Now available for download.

Some thoughts related to this:
* To ensure valid refactorings and bug fixes it seems sensible to go back and do some things properly. It means that the next highest priority will have to be writing an NTriples parser to validate the RDF Test cases. The SableCC grammar for NTriples is already done.
* While this is a good start, it's not nearly fine grained enough to actually write the code and have fast running unit tests. Tom has done some of this test driving a parser with his SPARQL work although I suspect I may do it a little differently (using EasyMock).
* Graph equality and isomorphism on graphs is a pain - which is to say that it's complicated with blank nodes (see the test cases). In "Matching RDF Graphs it lists possible ways to do mappings, including a blank node may map to a labelled node. I know that in Kowari loading the sample FOAF files twice into the same graph adds the blank nodes twice. While this seems like a mistake it is the fastest way to load a graph. Maybe implementing different loading modes (no duplicate checking, blank node to blank node and blank node to labelled node) and signing grahs are two ways to help this.

2 comments:

Paula said...

...in Kowari loading the sample FOAF files twice into the same graph adds the blank nodes twice. While this seems like a mistake it is the fastest way to load a graph.

I'm glad you only said "seems like a mistake", because this behaviour is required by the RDF semantics. Note that it is entirely legal to map two (or more) blank nodes to the same name.

Of course, it is desirable to automatically find which blank nodes are the same as each other (owl:sameAs). In fact, I think it would be great if we could eliminate all redundant blank nodes. After all, the semantics allow for an infinite number of distinct blank nodes for every named node in the system... which would cause significant problems when stored in a real database.

Andrew said...

I'm just going to show how I misunderstand both the RDF and Ruby (and other languages) here...

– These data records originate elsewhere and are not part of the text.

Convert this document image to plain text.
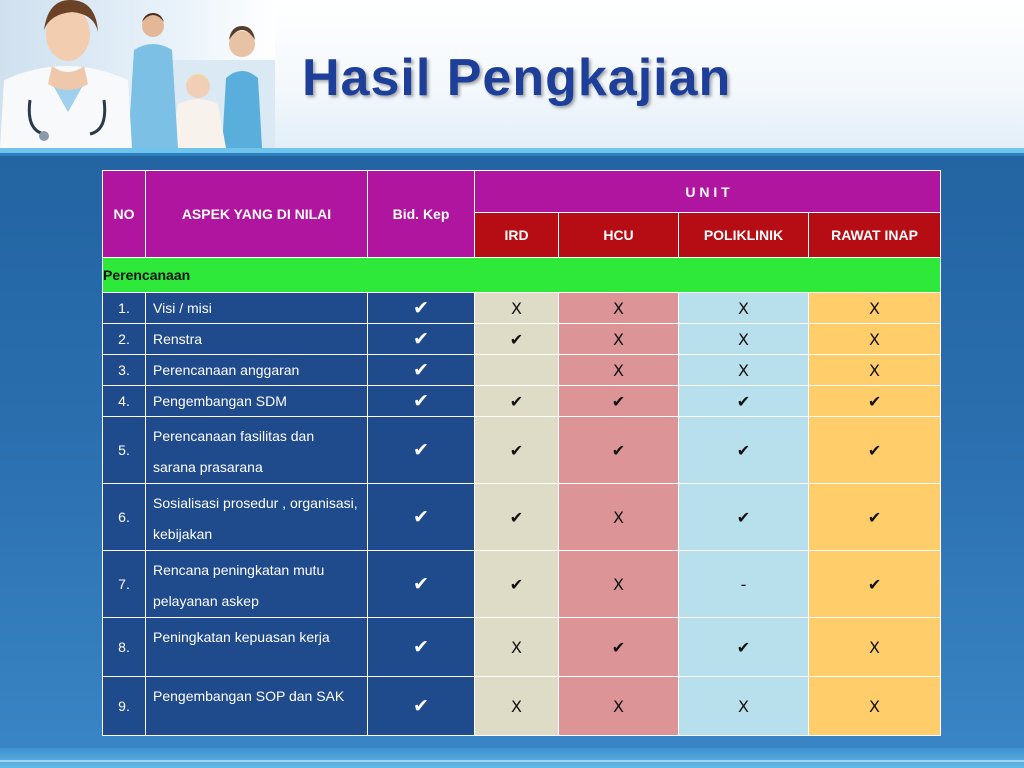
Hasil Pengkajian
NO	ASPEK YANG DI NILAI	Bid. Kep	U N I T			
			IRD	HCU	POLIKLINIK	RAWAT INAP
Perencanaan						
1.	Visi / misi	✔	X	X	X	X
2.	Renstra	✔	✔	X	X	X
3.	Perencanaan anggaran	✔		X	X	X
4.	Pengembangan SDM	✔	✔	✔	✔	✔
5.	Perencanaan fasilitas dan sarana prasarana	✔	✔	✔	✔	✔
6.	Sosialisasi prosedur , organisasi, kebijakan	✔	✔	X	✔	✔
7.	Rencana peningkatan mutu pelayanan askep	✔	✔	X	-	✔
8.	Peningkatan kepuasan kerja	✔	X	✔	✔	X
9.	Pengembangan SOP dan SAK	✔	X	X	X	X
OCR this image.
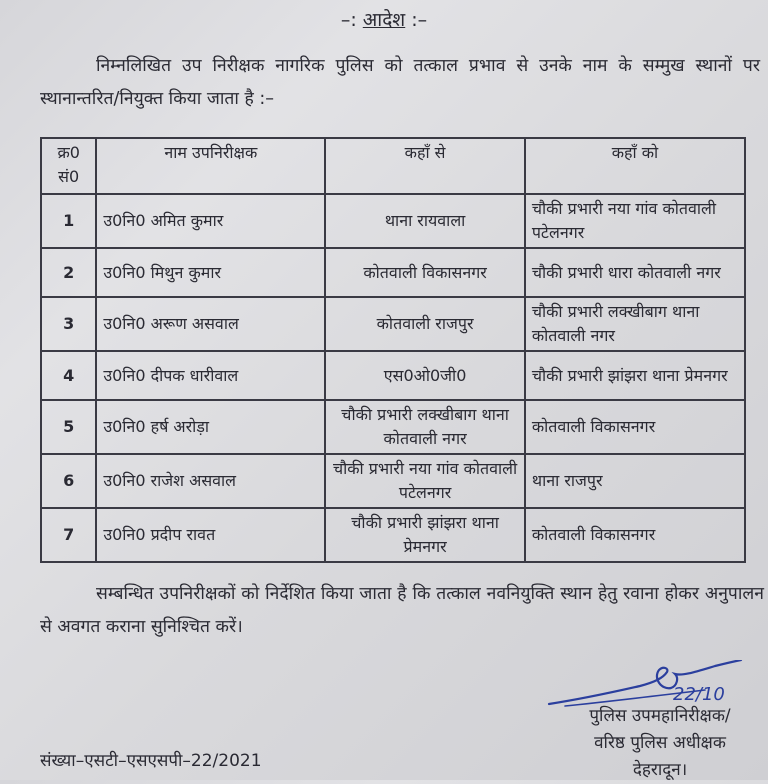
–: आदेश :–
निम्नलिखित उप निरीक्षक नागरिक पुलिस को तत्काल प्रभाव से उनके नाम के सम्मुख स्थानों पर स्थानान्तरित/नियुक्त किया जाता है :–
क्र0 सं0	नाम उपनिरीक्षक	कहाँ से	कहाँ को
1	उ0नि0 अमित कुमार	थाना रायवाला	चौकी प्रभारी नया गांव कोतवाली पटेलनगर
2	उ0नि0 मिथुन कुमार	कोतवाली विकासनगर	चौकी प्रभारी धारा कोतवाली नगर
3	उ0नि0 अरूण असवाल	कोतवाली राजपुर	चौकी प्रभारी लक्खीबाग थाना कोतवाली नगर
4	उ0नि0 दीपक धारीवाल	एस0ओ0जी0	चौकी प्रभारी झांझरा थाना प्रेमनगर
5	उ0नि0 हर्ष अरोड़ा	चौकी प्रभारी लक्खीबाग थाना कोतवाली नगर	कोतवाली विकासनगर
6	उ0नि0 राजेश असवाल	चौकी प्रभारी नया गांव कोतवाली पटेलनगर	थाना राजपुर
7	उ0नि0 प्रदीप रावत	चौकी प्रभारी झांझरा थाना प्रेमनगर	कोतवाली विकासनगर
सम्बन्धित उपनिरीक्षकों को निर्देशित किया जाता है कि तत्काल नवनियुक्ति स्थान हेतु रवाना होकर अनुपालन से अवगत कराना सुनिश्चित करें।
22/10
पुलिस उपमहानिरीक्षक/
वरिष्ठ पुलिस अधीक्षक
देहरादून।
संख्या–एसटी–एसएसपी–22/2021
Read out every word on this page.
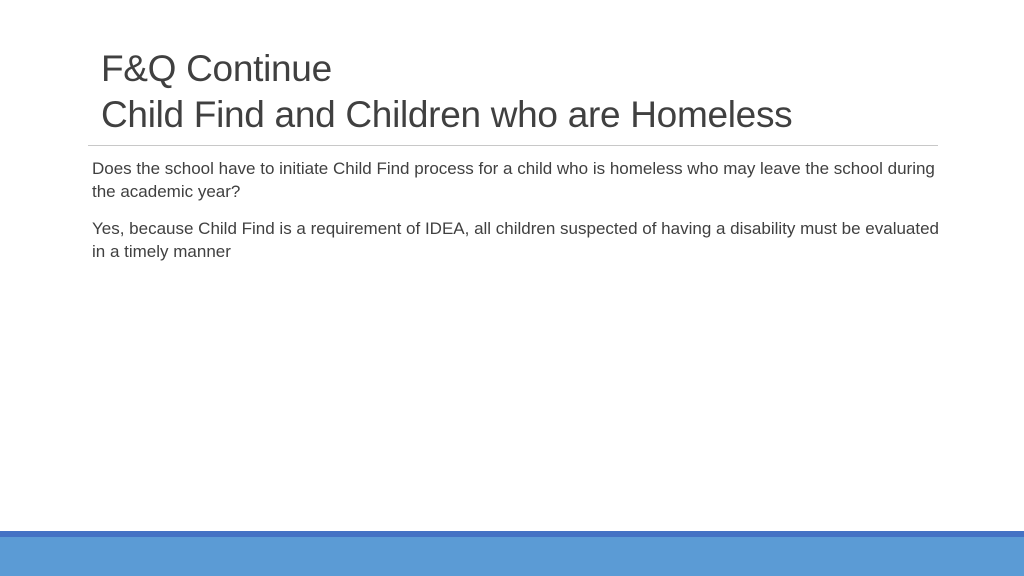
F&Q Continue
Child Find and Children who are Homeless

Does the school have to initiate Child Find process for a child who is homeless who may leave the school during the academic year?

Yes, because Child Find is a requirement of IDEA, all children suspected of having a disability must be evaluated in a timely manner
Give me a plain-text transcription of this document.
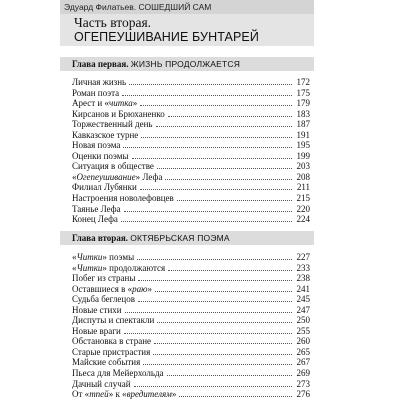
Эдуард Филатьев. СОШЕДШИЙ САМ
Часть вторая.
ОГЕПЕУШИВАНИЕ БУНТАРЕЙ
Глава первая. ЖИЗНЬ ПРОДОЛЖАЕТСЯ
Личная жизнь	172
Роман поэта	175
Арест и «читка»	179
Кирсанов и Брюханенко	183
Торжественный день	187
Кавказское турне	191
Новая поэма	195
Оценки поэмы	199
Ситуация в обществе	203
«Огепеушивание» Лефа	208
Филиал Лубянки	211
Настроения новолефовцев	215
Таянье Лефа	220
Конец Лефа	224
Глава вторая. ОКТЯБРЬСКАЯ ПОЭМА
«Читки» поэмы	227
«Читки» продолжаются	233
Побег из страны	238
Оставшиеся в «раю»	241
Судьба беглецов	245
Новые стихи	247
Диспуты и спектакли	250
Новые враги	255
Обстановка в стране	260
Старые пристрастия	265
Майские события	267
Пьеса для Мейерхольда	269
Дачный случай	273
От «тпей» к «вредителям»	276
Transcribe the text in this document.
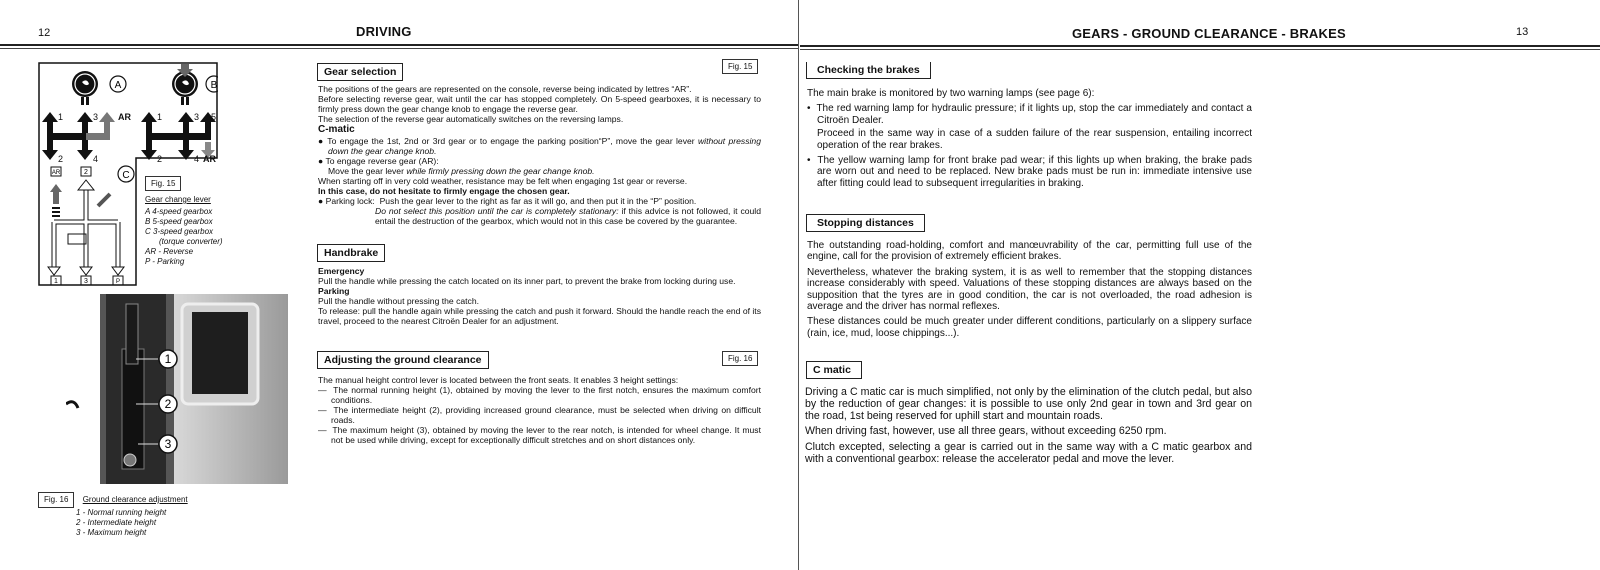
12	DRIVING
A	B
1	3 AR
2	4
1	3 5
2	4 AR
C
AR	2
1	3	P
Fig. 15
Gear change lever
A 4-speed gearbox
B 5-speed gearbox
C 3-speed gearbox
(torque converter)
AR - Reverse
P - Parking
1
2
3
Fig. 16 Ground clearance adjustment
1 - Normal running height
2 - Intermediate height
3 - Maximum height
Gear selection	Fig. 15

The positions of the gears are represented on the console, reverse being indicated by lettres “AR”.

Before selecting reverse gear, wait until the car has stopped completely. On 5-speed gearboxes, it is necessary to firmly press down the gear change knob to engage the reverse gear.

The selection of the reverse gear automatically switches on the reversing lamps.

C-matic

● To engage the 1st, 2nd or 3rd gear or to engage the parking position“P”, move the gear lever without pressing down the gear change knob.

● To engage reverse gear (AR):

Move the gear lever while firmly pressing down the gear change knob.

When starting off in very cold weather, resistance may be felt when engaging 1st gear or reverse.

In this case, do not hesitate to firmly engage the chosen gear.

● Parking lock: Push the gear lever to the right as far as it will go, and then put it in the “P” position.

Do not select this position until the car is completely stationary: if this advice is not followed, it could entail the destruction of the gearbox, which would not in this case be covered by the guarantee.

Handbrake
Emergency

Pull the handle while pressing the catch located on its inner part, to prevent the brake from locking during use.

Parking

Pull the handle without pressing the catch.

To release: pull the handle again while pressing the catch and push it forward. Should the handle reach the end of its travel, proceed to the nearest Citroën Dealer for an adjustment.

Adjusting the ground clearance	Fig. 16

The manual height control lever is located between the front seats. It enables 3 height settings:

—  The normal running height (1), obtained by moving the lever to the first notch, ensures the maximum comfort conditions.

—  The intermediate height (2), providing increased ground clearance, must be selected when driving on difficult roads.

—  The maximum height (3), obtained by moving the lever to the rear notch, is intended for wheel change. It must not be used while driving, except for exceptionally difficult stretches and on short distances only.

GEARS - GROUND CLEARANCE - BRAKES	13
Checking the brakes

The main brake is monitored by two warning lamps (see page 6):

•  The red warning lamp for hydraulic pressure; if it lights up, stop the car immediately and contact a Citroën Dealer.

Proceed in the same way in case of a sudden failure of the rear suspension, entailing incorrect operation of the rear brakes.

•  The yellow warning lamp for front brake pad wear; if this lights up when braking, the brake pads are worn out and need to be replaced. New brake pads must be run in: immediate intensive use after fitting could lead to subsequent irregularities in braking.

Stopping distances

The outstanding road-holding, comfort and manœuvrability of the car, permitting full use of the engine, call for the provision of extremely efficient brakes.

Nevertheless, whatever the braking system, it is as well to remember that the stopping distances increase considerably with speed. Valuations of these stopping distances are always based on the supposition that the tyres are in good condition, the car is not overloaded, the road adhesion is average and the driver has normal reflexes.

These distances could be much greater under different conditions, particularly on a slippery surface (rain, ice, mud, loose chippings...).

C matic

Driving a C matic car is much simplified, not only by the elimination of the clutch pedal, but also by the reduction of gear changes: it is possible to use only 2nd gear in town and 3rd gear on the road, 1st being reserved for uphill start and mountain roads.

When driving fast, however, use all three gears, without exceeding 6250 rpm.

Clutch excepted, selecting a gear is carried out in the same way with a C matic gearbox and with a conventional gearbox: release the accelerator pedal and move the lever.
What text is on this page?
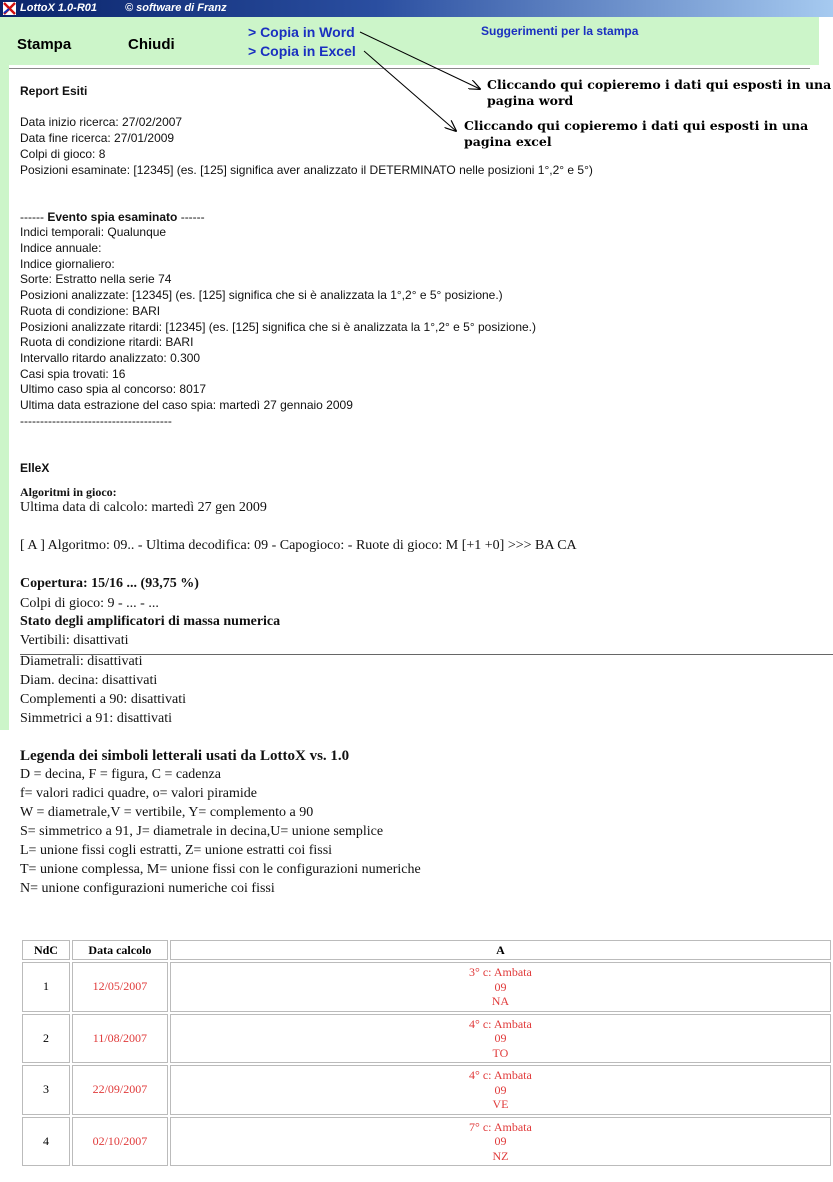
LottoX 1.0-R01	© software di Franz
Stampa	Chiudi
> Copia in Word
> Copia in Excel
Suggerimenti per la stampa
Cliccando qui copieremo i dati qui esposti in una
pagina word
Cliccando qui copieremo i dati qui esposti in una
pagina excel
Report Esiti
Data inizio ricerca: 27/02/2007
Data fine ricerca: 27/01/2009
Colpi di gioco: 8
Posizioni esaminate: [12345] (es. [125] significa aver analizzato il DETERMINATO nelle posizioni 1°,2° e 5°)
------ Evento spia esaminato ------
Indici temporali: Qualunque
Indice annuale:
Indice giornaliero:
Sorte: Estratto nella serie 74
Posizioni analizzate: [12345] (es. [125] significa che si è analizzata la 1°,2° e 5° posizione.)
Ruota di condizione: BARI
Posizioni analizzate ritardi: [12345] (es. [125] significa che si è analizzata la 1°,2° e 5° posizione.)
Ruota di condizione ritardi: BARI
Intervallo ritardo analizzato: 0.300
Casi spia trovati: 16
Ultimo caso spia al concorso: 8017
Ultima data estrazione del caso spia: martedì 27 gennaio 2009
--------------------------------------
ElleX
Algoritmi in gioco:
Ultima data di calcolo: martedì 27 gen 2009
[ A ] Algoritmo: 09.. - Ultima decodifica: 09 - Capogioco: - Ruote di gioco: M [+1 +0] >>> BA CA
Copertura: 15/16 ... (93,75 %)
Colpi di gioco: 9 - ... - ...
Stato degli amplificatori di massa numerica
Vertibili: disattivati
Diametrali: disattivati
Diam. decina: disattivati
Complementi a 90: disattivati
Simmetrici a 91: disattivati
Legenda dei simboli letterali usati da LottoX vs. 1.0
D = decina, F = figura, C = cadenza
f= valori radici quadre, o= valori piramide
W = diametrale,V = vertibile, Y= complemento a 90
S= simmetrico a 91, J= diametrale in decina,U= unione semplice
L= unione fissi cogli estratti, Z= unione estratti coi fissi
T= unione complessa, M= unione fissi con le configurazioni numeriche
N= unione configurazioni numeriche coi fissi
NdC	Data calcolo	A
1	12/05/2007	3° c: Ambata
09
NA

2	11/08/2007	4° c: Ambata
09
TO

3	22/09/2007	4° c: Ambata
09
VE

4	02/10/2007	7° c: Ambata
09
NZ
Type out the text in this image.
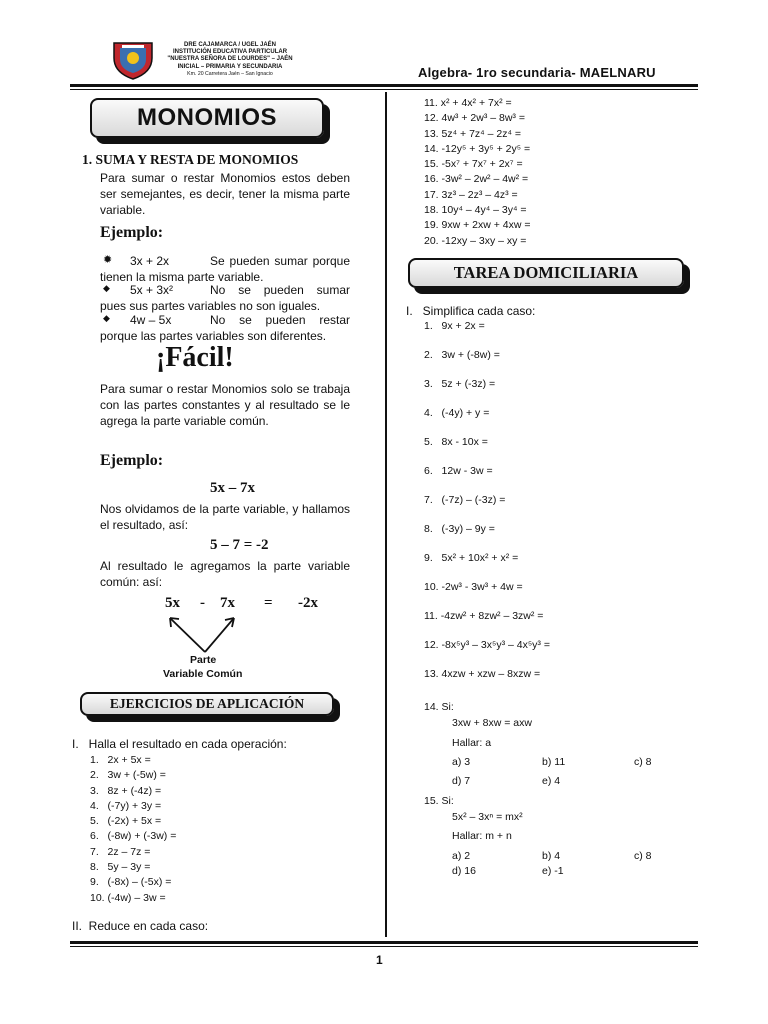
DRE CAJAMARCA / UGEL JAÉN
INSTITUCIÓN EDUCATIVA PARTICULAR
"NUESTRA SEÑORA DE LOURDES" – JAÉN
INICIAL – PRIMARIA Y SECUNDARIA
Km. 20 Carretera Jaén – San Ignacio	Algebra- 1ro secundaria- MAELNARU
1
MONOMIOS
1. SUMA Y RESTA DE MONOMIOS
Para sumar o restar Monomios estos deben ser semejantes, es decir, tener la misma parte variable.
Ejemplo:
✹ 3x + 2x	Se pueden sumar porque tienen la misma parte variable.
◆ 5x + 3x²	No se pueden sumar pues sus partes variables no son iguales.
◆ 4w – 5x	No se pueden restar porque las partes variables son diferentes.
¡Fácil!
Para sumar o restar Monomios solo se trabaja con las partes constantes y al resultado se le agrega la parte variable común.
Ejemplo:
5x – 7x
Nos olvidamos de la parte variable, y hallamos el resultado, así:
5 – 7 = -2
Al resultado le agregamos la parte variable común: así:
5x - 7x = -2x
Parte
Variable Común
EJERCICIOS DE APLICACIÓN
I.   Halla el resultado en cada operación:
1.   2x + 5x =
2.   3w + (-5w) =
3.   8z + (-4z) =
4.   (-7y) + 3y =
5.   (-2x) + 5x =
6.   (-8w) + (-3w) =
7.   2z – 7z =
8.   5y – 3y =
9.   (-8x) – (-5x) =
10. (-4w) – 3w =
II.  Reduce en cada caso:
11. x² + 4x² + 7x² =
12. 4w³ + 2w³ – 8w³ =
13. 5z⁴ + 7z⁴ – 2z⁴ =
14. -12y⁵ + 3y⁵ + 2y⁵ =
15. -5x⁷ + 7x⁷ + 2x⁷ =
16. -3w² – 2w² – 4w² =
17. 3z³ – 2z³ – 4z³ =
18. 10y⁴ – 4y⁴ – 3y⁴ =
19. 9xw + 2xw + 4xw =
20. -12xy – 3xy – xy =
TAREA DOMICILIARIA
I.   Simplifica cada caso:
1.   9x + 2x =
2.   3w + (-8w) =
3.   5z + (-3z) =
4.   (-4y) + y =
5.   8x - 10x =
6.   12w - 3w =
7.   (-7z) – (-3z) =
8.   (-3y) – 9y =
9.   5x² + 10x² + x² =
10. -2w³ - 3w³ + 4w =
11. -4zw² + 8zw² – 3zw² =
12. -8x⁵y³ – 3x⁵y³ – 4x⁵y³ =
13. 4xzw + xzw – 8xzw =
14. Si:
3xw + 8xw = axw
Hallar: a
a) 3	b) 11	c) 8
d) 7	e) 4
15. Si:
5x² – 3xⁿ = mx²
Hallar: m + n
a) 2	b) 4	c) 8
d) 16	e) -1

Getting duplicate blank nodes from the same statements from the same file "seems like a mistake" to me is a lot like "duck typing". It walks like a duck, it quacks like a duck - it is a duck.

I guess I'm just arguing that returning "infinity" to a count of statements on a graph with blank nodes does not seem quite right.

Ideally, it means that it isn't the default behaviour in APIs and query languages.

Unfortunately, this behaviour is also easiest thing to implement.